6. Khaniya S, Agrawal CS, Koirala R, Regmi R, Adhikary S et al. Comparison of aspiration-sclerotherapy with hydrocelectomy in the management of hydrocele: a prospective randomized study. International journal of surgery (London, England). 2009;7:392–5.

7. Swartz MA, Morgan TM, Krieger JN. Complications of scrotal surgery for benign conditions. Urology. 2007;69:616–9.

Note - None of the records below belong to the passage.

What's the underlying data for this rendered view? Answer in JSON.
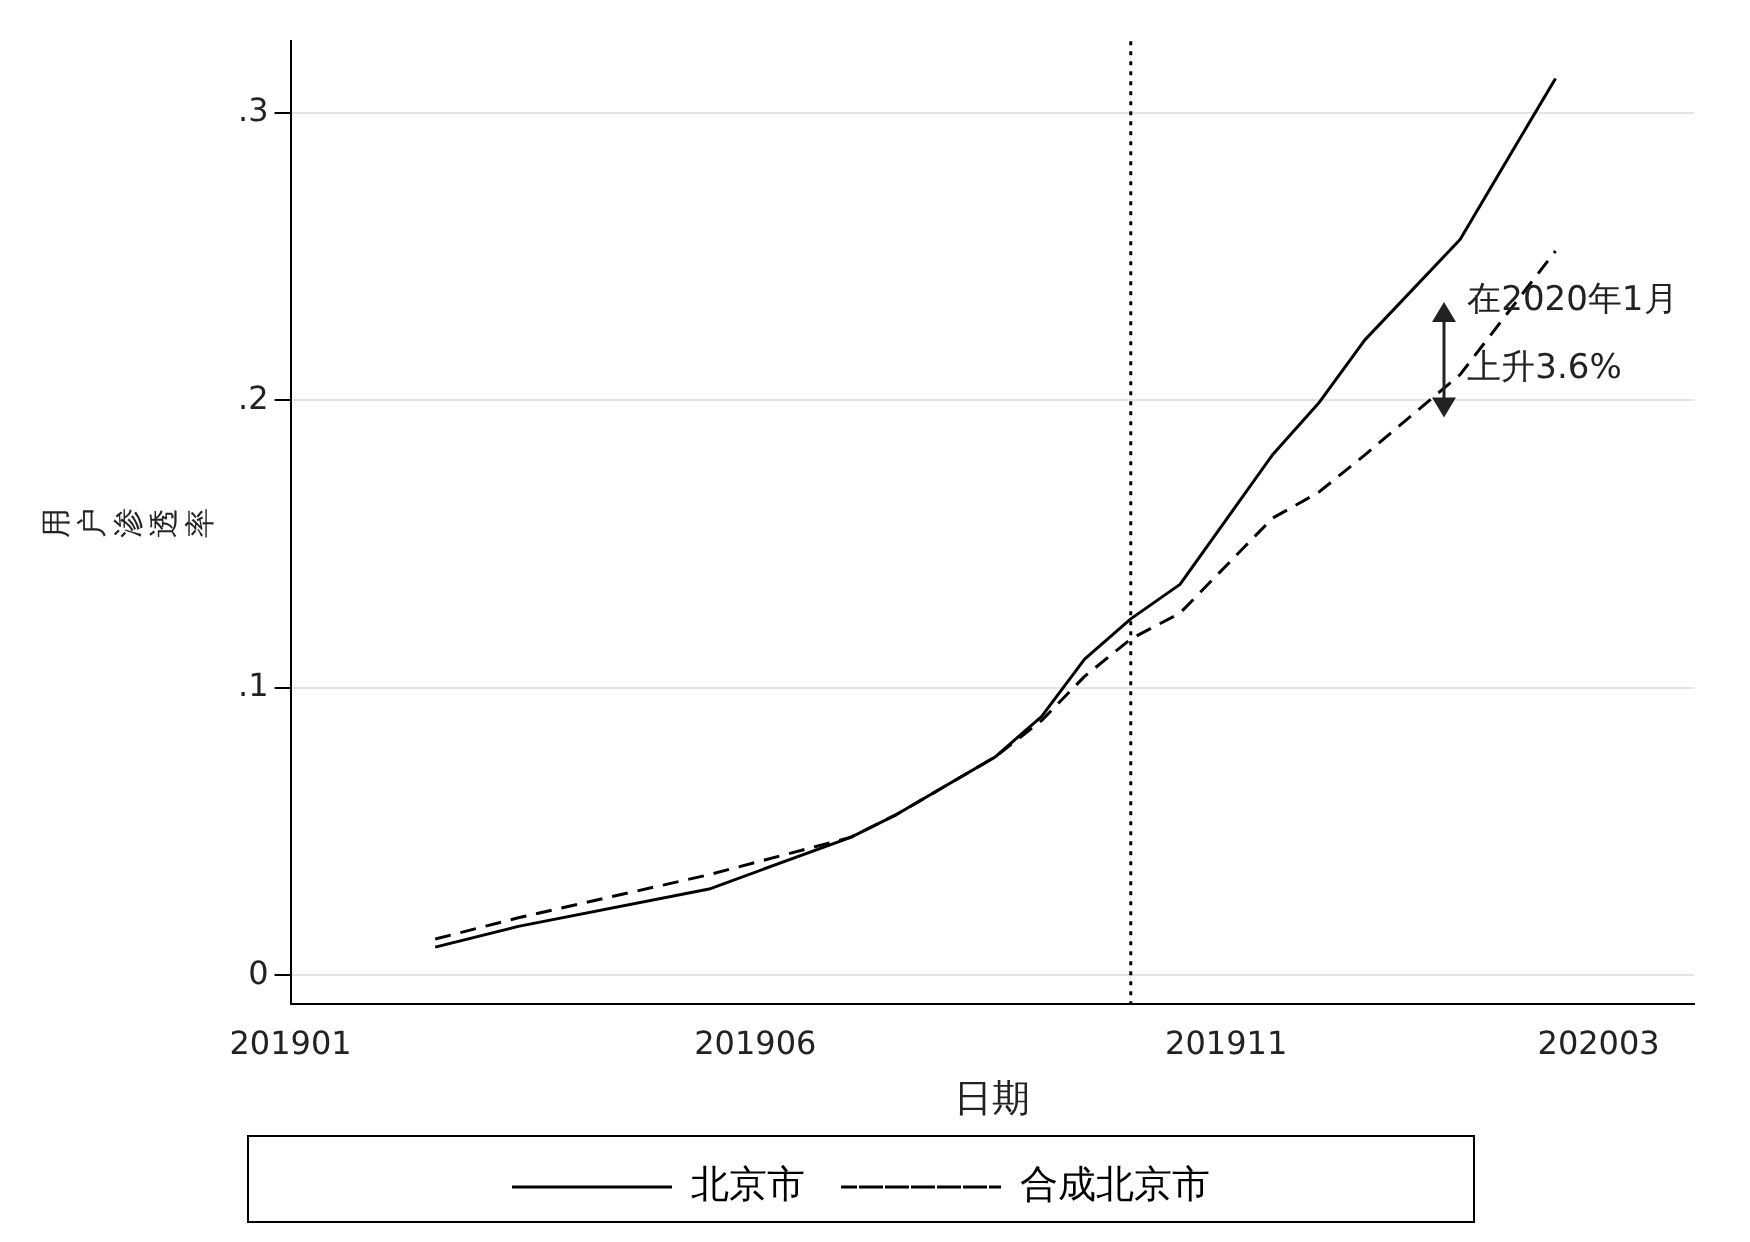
{
  "chart_data": {
    "type": "line",
    "xlabel": "日期",
    "ylabel": "用户渗透率",
    "xlim": [
      "2019-01",
      "2020-04"
    ],
    "xticks": [
      {
        "value": "2019-01",
        "label": "201901"
      },
      {
        "value": "2019-06",
        "label": "201906"
      },
      {
        "value": "2019-11",
        "label": "201911"
      },
      {
        "value": "2020-03",
        "label": "202003"
      }
    ],
    "ylim": [
      -0.01,
      0.325
    ],
    "yticks": [
      0,
      {
        "value": 0.1,
        "label": ".1"
      },
      {
        "value": 0.2,
        "label": ".2"
      },
      {
        "value": 0.3,
        "label": ".3"
      }
    ],
    "series": [
      {
        "name": "北京市",
        "color": "#000000",
        "line_style": "solid",
        "x": [
          "2019-02-17",
          "2019-03-16",
          "2019-05-17",
          "2019-07-02",
          "2019-07-17",
          "2019-08-18",
          "2019-09-02",
          "2019-09-16",
          "2019-10-01",
          "2019-10-17",
          "2019-11-16",
          "2019-12-01",
          "2019-12-16",
          "2020-01-16",
          "2020-02-01",
          "2020-02-16"
        ],
        "values": [
          0.0098,
          0.017,
          0.03,
          0.048,
          0.056,
          0.076,
          0.09,
          0.11,
          0.124,
          0.136,
          0.181,
          0.199,
          0.221,
          0.256,
          0.285,
          0.312
        ]
      },
      {
        "name": "合成北京市",
        "color": "#000000",
        "line_style": "dashed",
        "x": [
          "2019-02-17",
          "2019-03-16",
          "2019-05-17",
          "2019-07-02",
          "2019-07-17",
          "2019-08-18",
          "2019-09-02",
          "2019-09-16",
          "2019-10-01",
          "2019-10-17",
          "2019-11-16",
          "2019-12-01",
          "2019-12-16",
          "2020-01-16",
          "2020-02-16"
        ],
        "values": [
          0.0126,
          0.02,
          0.035,
          0.048,
          0.056,
          0.076,
          0.0886,
          0.104,
          0.117,
          0.126,
          0.159,
          0.168,
          0.181,
          0.209,
          0.252
        ]
      }
    ],
    "ref_lines": [
      {
        "axis": "x",
        "value": "2019-10-01",
        "line_style": "dotted",
        "color": "#000000"
      }
    ],
    "annotations": [
      "在2020年1月",
      "上升3.6%"
    ],
    "grid": "y",
    "legend": "bottom",
    "marker": "none"
  }
}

8. Cozzi DA, Mele E, Ceccanti S, et al. Infantile abdominoscrotal hydrocele: a not so benign condition. J Urol. 2008;180:2611–5; discussion 2615.

Codes

ICD9

603.9 Hydrocele, unspecified

Snomed

55434001 Hydrocele (disorder)

Clinical Pearls

  • A diagnosis of hydrocele can virtually always be made by physical exam alone. Occasionally, scrotal ultrasound is needed, especially if there is concern about an underlying process.
  • Aspirating a hydrocele as primary treatment is not recommended. If a hydrocele is confused with an incarcerated inguinal hernia, aspiration could result in significant complications. Otherwise, hydroceles simply recur following aspiration unless a sclerosing agent is injected as well.